In this post, we will understand how can we create a Virtual Machine in Azure inside a Virtual Network (VNET).
First, create a new resource group in Azure. We will be using the same resource group for creating further resources in this tutorial.
In Azure, Resource Group acts as a logical container for other Azure resources.
Next, we will create a Virtual Network (VNET) as we can't create a VM without a VNET in Azure. So, we will first create a VNET and later put our VM inside that VNET.
Good to know:
- A VNET can have multiple subnets.
- Create a Subnet to divide a VNET into multiple sub-networks.
- In Azure, while creating a VNET, a default subnet is created automatically.
Create a VNET in the same Resource Group (RG). See the below picture, we have used the same RG that we created above.
Move on to the next tab IP Addresses. Here you will get the following things:
We won't modify anything here, and will go with the defaults.
Create an Application Security Group (ASG) in the same RG.
Good to know:
Purpose of creating an ASG is to get more control over security policy.
For example, you have 6 VMs in your resource group. Out of those, 3 belongs to frontend and 3 belongs to backend.
- Now, you can create 2 ASGs, one for each i.e. Frontend-ASG & Backend-ASG.
- You can attach these ASGs to respective category Virtual Machine's Network Interface Card.
- Later, you can create 2 different NSGs with different security rules.

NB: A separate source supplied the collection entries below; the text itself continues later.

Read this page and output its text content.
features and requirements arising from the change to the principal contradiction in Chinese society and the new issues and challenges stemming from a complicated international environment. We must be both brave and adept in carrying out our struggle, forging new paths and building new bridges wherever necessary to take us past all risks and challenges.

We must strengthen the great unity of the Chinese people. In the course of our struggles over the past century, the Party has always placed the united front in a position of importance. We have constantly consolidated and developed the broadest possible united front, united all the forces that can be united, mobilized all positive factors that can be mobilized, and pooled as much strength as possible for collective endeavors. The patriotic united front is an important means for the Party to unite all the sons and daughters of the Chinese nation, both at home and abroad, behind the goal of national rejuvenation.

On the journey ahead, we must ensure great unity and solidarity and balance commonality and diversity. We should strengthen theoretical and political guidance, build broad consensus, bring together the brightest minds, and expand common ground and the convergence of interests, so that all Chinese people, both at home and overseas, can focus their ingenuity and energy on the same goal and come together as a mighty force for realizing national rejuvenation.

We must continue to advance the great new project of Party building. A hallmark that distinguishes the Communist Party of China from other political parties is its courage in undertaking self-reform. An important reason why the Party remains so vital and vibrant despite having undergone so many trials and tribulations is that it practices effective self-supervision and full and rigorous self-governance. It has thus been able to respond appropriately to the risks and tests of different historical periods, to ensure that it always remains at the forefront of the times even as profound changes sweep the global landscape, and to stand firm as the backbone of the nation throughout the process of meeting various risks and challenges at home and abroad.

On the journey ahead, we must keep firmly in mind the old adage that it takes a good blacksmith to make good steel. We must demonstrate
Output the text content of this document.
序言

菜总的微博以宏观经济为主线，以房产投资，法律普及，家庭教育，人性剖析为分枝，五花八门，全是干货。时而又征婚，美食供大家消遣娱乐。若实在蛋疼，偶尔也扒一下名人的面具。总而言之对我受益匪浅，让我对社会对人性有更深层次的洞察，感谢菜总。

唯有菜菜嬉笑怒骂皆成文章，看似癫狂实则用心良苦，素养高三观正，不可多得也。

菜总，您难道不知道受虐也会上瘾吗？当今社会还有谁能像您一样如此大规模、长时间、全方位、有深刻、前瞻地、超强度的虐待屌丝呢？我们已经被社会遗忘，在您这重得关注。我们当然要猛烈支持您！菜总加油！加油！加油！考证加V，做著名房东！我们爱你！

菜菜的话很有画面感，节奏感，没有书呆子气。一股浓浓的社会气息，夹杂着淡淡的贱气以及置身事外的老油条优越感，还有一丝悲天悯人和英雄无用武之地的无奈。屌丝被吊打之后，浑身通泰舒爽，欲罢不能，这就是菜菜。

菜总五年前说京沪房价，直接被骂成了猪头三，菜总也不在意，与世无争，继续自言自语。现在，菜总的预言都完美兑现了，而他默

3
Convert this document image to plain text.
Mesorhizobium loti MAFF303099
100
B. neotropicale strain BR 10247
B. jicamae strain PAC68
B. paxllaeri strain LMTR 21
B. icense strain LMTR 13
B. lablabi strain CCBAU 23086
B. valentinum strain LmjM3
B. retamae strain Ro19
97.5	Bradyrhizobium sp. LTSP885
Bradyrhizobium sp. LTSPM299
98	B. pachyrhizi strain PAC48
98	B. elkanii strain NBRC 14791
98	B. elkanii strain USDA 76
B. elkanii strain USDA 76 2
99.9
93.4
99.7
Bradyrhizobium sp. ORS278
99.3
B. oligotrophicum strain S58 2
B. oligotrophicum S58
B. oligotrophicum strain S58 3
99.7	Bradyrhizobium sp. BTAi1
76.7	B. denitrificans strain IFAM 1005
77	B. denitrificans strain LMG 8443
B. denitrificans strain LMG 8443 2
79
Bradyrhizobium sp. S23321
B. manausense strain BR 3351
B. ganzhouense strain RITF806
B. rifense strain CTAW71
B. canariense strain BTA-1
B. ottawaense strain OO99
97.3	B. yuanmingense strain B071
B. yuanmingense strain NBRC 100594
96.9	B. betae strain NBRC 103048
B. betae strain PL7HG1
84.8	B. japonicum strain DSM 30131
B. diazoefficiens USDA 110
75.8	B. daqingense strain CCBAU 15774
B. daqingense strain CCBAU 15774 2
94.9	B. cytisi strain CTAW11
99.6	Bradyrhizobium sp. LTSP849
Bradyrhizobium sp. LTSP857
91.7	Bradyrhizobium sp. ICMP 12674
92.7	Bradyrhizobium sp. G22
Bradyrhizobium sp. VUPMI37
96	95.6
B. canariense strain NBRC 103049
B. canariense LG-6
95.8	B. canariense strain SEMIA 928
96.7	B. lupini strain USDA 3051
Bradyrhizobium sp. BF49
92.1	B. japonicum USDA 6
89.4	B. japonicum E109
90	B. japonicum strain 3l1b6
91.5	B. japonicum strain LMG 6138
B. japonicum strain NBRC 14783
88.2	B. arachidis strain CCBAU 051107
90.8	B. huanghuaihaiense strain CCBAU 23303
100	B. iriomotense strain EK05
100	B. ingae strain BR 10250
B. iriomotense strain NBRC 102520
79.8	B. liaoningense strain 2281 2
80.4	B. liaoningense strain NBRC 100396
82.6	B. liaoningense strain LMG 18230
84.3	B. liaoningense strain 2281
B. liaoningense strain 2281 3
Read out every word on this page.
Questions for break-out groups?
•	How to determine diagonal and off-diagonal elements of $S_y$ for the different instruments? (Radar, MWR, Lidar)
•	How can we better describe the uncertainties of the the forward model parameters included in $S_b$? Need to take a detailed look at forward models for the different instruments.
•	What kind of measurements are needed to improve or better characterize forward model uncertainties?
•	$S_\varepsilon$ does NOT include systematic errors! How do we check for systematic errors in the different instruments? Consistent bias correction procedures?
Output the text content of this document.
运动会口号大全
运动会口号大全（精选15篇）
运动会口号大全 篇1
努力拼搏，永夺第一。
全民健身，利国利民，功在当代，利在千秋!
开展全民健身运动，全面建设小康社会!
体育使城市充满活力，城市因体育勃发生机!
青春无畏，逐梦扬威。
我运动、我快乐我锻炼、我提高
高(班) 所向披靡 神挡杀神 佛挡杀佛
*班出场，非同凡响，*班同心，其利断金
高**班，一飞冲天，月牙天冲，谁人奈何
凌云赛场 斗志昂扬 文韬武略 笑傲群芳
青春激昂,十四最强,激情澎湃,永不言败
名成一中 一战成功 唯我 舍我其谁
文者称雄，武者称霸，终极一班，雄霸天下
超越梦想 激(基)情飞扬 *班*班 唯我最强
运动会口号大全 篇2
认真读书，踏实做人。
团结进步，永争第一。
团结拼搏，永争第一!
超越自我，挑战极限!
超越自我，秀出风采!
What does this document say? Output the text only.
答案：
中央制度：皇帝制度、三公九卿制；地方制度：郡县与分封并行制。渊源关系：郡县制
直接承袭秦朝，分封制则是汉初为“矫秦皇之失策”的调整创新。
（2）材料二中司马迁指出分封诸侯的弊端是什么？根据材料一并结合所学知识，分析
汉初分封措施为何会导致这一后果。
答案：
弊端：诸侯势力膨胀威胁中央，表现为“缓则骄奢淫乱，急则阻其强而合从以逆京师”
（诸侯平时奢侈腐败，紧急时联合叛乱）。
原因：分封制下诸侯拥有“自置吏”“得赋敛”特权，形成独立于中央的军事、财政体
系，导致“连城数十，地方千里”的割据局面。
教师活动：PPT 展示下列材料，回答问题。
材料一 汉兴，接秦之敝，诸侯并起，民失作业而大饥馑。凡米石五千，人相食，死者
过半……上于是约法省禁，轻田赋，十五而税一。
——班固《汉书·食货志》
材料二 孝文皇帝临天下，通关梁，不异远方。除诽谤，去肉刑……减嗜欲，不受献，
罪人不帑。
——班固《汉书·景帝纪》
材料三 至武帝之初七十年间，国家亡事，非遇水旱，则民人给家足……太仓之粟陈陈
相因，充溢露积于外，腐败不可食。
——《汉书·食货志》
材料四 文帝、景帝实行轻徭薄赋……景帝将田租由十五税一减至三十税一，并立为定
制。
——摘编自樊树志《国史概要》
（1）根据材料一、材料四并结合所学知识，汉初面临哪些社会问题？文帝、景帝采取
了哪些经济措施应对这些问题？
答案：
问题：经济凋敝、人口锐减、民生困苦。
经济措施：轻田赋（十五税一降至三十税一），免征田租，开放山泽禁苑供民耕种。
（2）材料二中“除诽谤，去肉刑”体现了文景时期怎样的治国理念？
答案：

- Finally, you can attach frontend NSG <> Frontend-ASG & backend NSG <> Backend-ASG.
This ways, ASG provides you more flexibility to logically group your Azure Resources as per their nature or role, and also enables you to apply NSG or security rules at more granular level.
Next, we will create an NSG that will allow 3389 port for remote desktop access.
Click on Inbound Security rules on the left blade and click on Add button.
Now, select Application Security Group and allow port 3389 as shown below.
You can see that a rule for remote desktop access is now added to the inbound rules. This will allow RDP access to only those Virtual Machines (Network Interface more specifically) which are part of the selected ASG.
A Network Interface Card (NIC) is a component without which a computer can not be connected over a network. NIC acts as a bridge between a computer and a computer-network.
Now, attach the NSG that we created above to the subnet.
Remember, we can either attach an NSG to a Subnet level or an NIC level.
Now, we will create a Virtual Machine step by step by following the wizard.
Go to the Compute and select Virtual Machine.
Fill out basic information as given below. Remember, to keep the RG same.
Next, fill out the username and password for the VM. Also, select None in public inbound ports, because, if you allow inbound ports from here, then it will create a new NSG, and we don't want that as we have already created one.
Next tab, Disks, select Premium SSD.
Next tab, Networking
Now click next, next and press Review + Create in the last tab.
After successful validation, click on create button.
Once the Virtual Machine is provisioned successfully, you will see a screen like the one below.
Now, let's go back to our resource group and see how many resources have been created so far. You can see that once you provision a Virtual Machine, a Network Interface Card and OS Disk resource are also provisioned in the background.
Now, go to the Virtual Machine and Networking tab, and click on configure ASG as per the below picture.
Select the ASG that we created above.
See that the selected ASG is now attached to the NIC of VM.
Now, let's go to the Virtual Machine again and click on connect and download RDP file.
Double click on RDP file and enter the credential that you created in the first step of Wizard.
After successful authentication, you will be able to access your VM through RDP.
That's how we created and configured a Virtual Machine step by step in Azure. Also, we understood the concepts of ASG and NSG, and how to leverage them to implement security.